Being a Boy Scout was never cool, but I look back on my Scouting days with gratitude. It was good to go camping with friends and learn to paddle a canoe. In fact, I learned a lot of little skills that could someday come in handy, like first aid, basket weaving, and wood carving.
As a grown up, I’ve had issues with some of the Scouting lessons, like uncritical obedience, and I’ve been disappointed when Scouting’s leadership has been intolerant of minorities. But I’ve always valued the core lessons of integrity, decency, and caring for others.
And so I was dismayed when Trump addressed the Boy Scouts at the annual national jamboree. The surprise was not the content, since his once shocking dishonesty, ignorance, and vulgarity are now depressingly familiar. Rather, it’s hard to see how any responsible adult would think it appropriate to put Trump in front of Scouts.

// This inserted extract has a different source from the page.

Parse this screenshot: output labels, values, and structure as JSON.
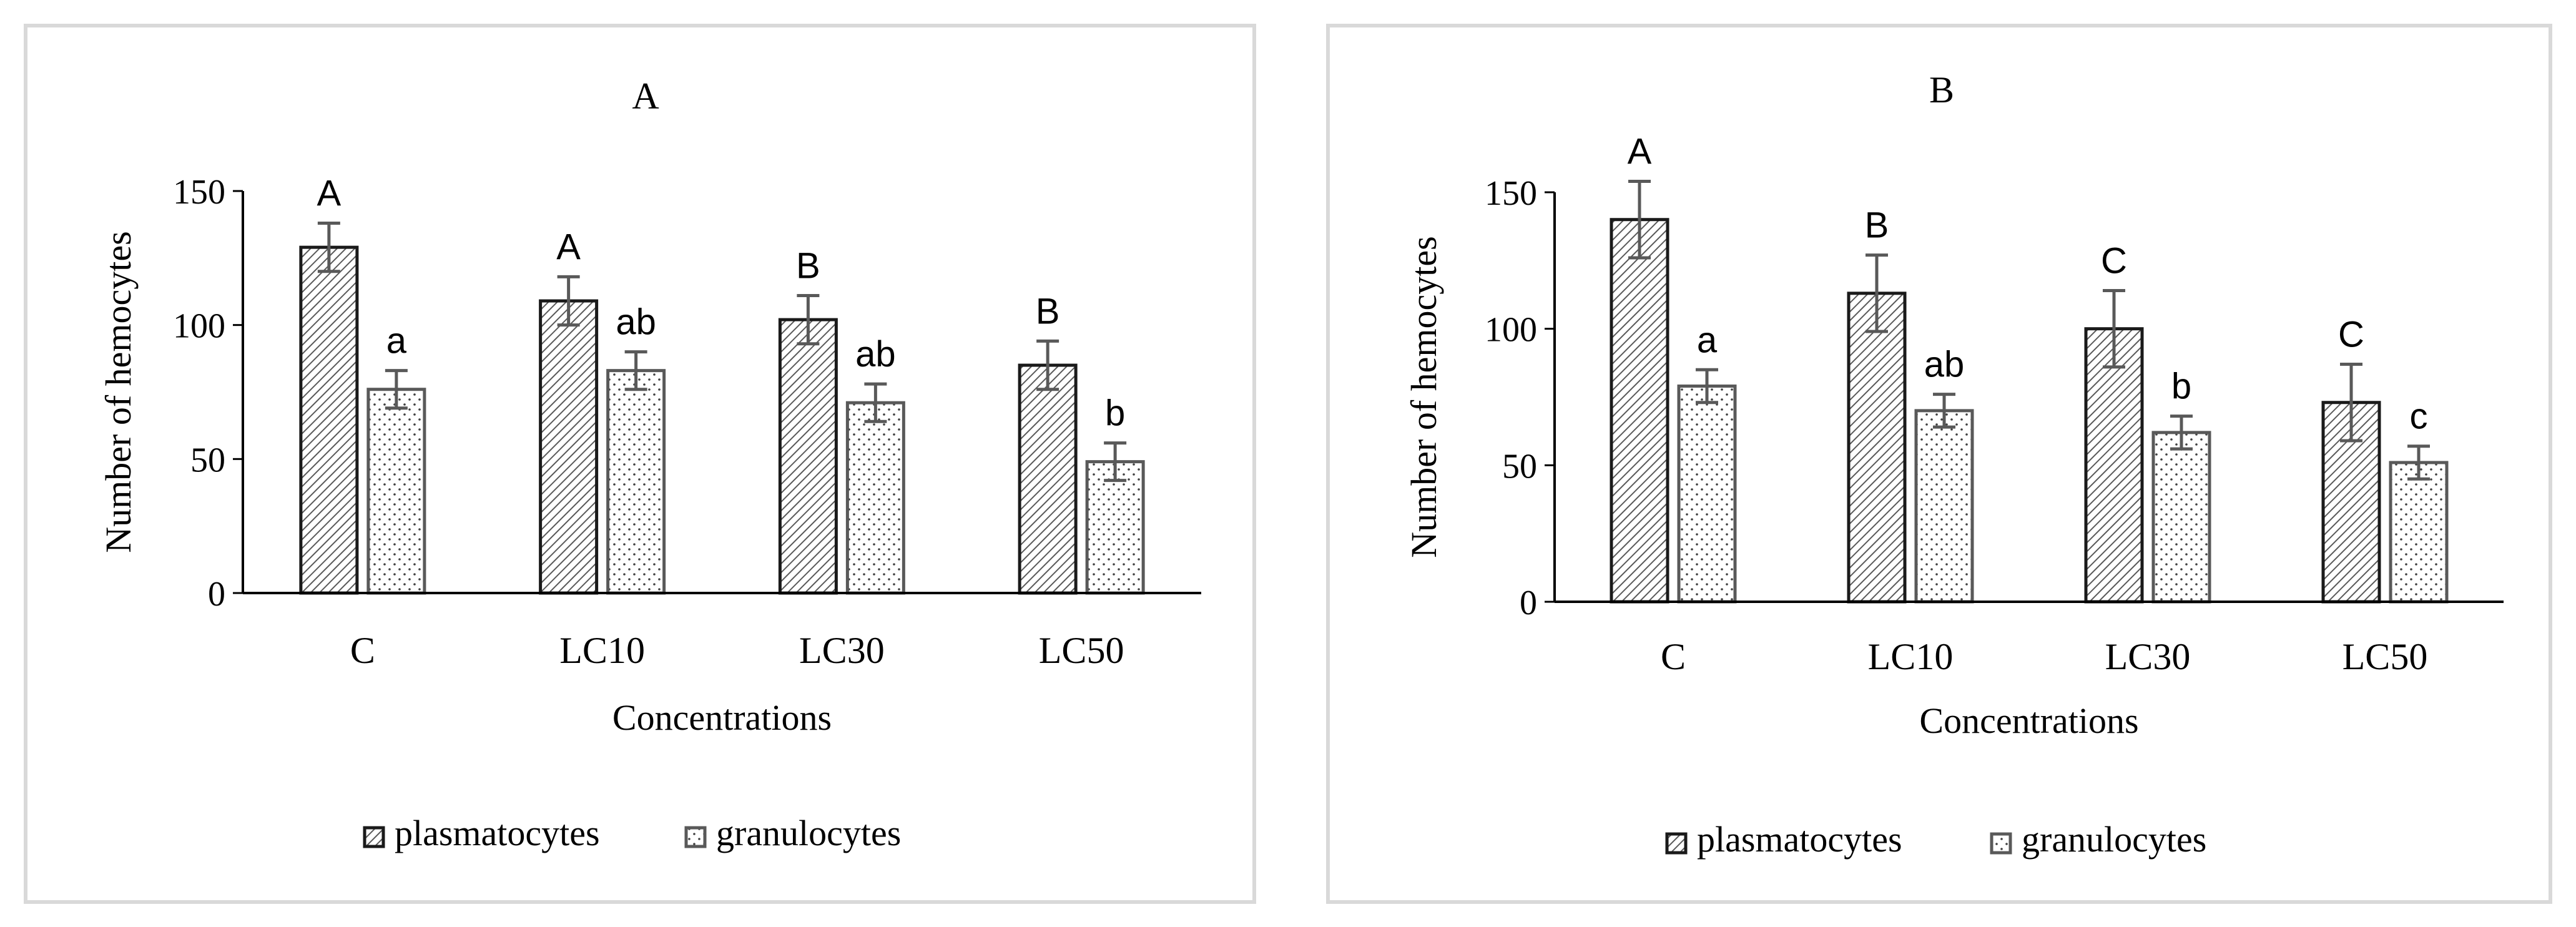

Trump is the anti-Scout, with a lifetime record of the exact opposite of Scouting ideals — not trustworthy, not loyal, not helpful, not kind, etc.
It looked like Trump had a good time giving the campaign-type speech. Perhaps his handlers and the Scouts viewed the performance as less likely to do harm than letting him sit around tweeting out attacks on the press and unexpected major policy changes. Maybe in the aftermath some Scouts and others will examine more deeply Scouting values, and their relation to political life.
Bravery of the heroic sort is not something one sees often in ordinary life, but it does exist. I was reminded of this when we saw Dunkirk this weekend. The movie was stunning. It managed to communicate some of the terror of warfare, like the possibility of dying at any moment from bombing and artillery, and the reality of death. But there were inspiring moments, like the bravery of the small boat crews and the fighter pilots. When the last fighter plane ran out of gas, I got a little misty.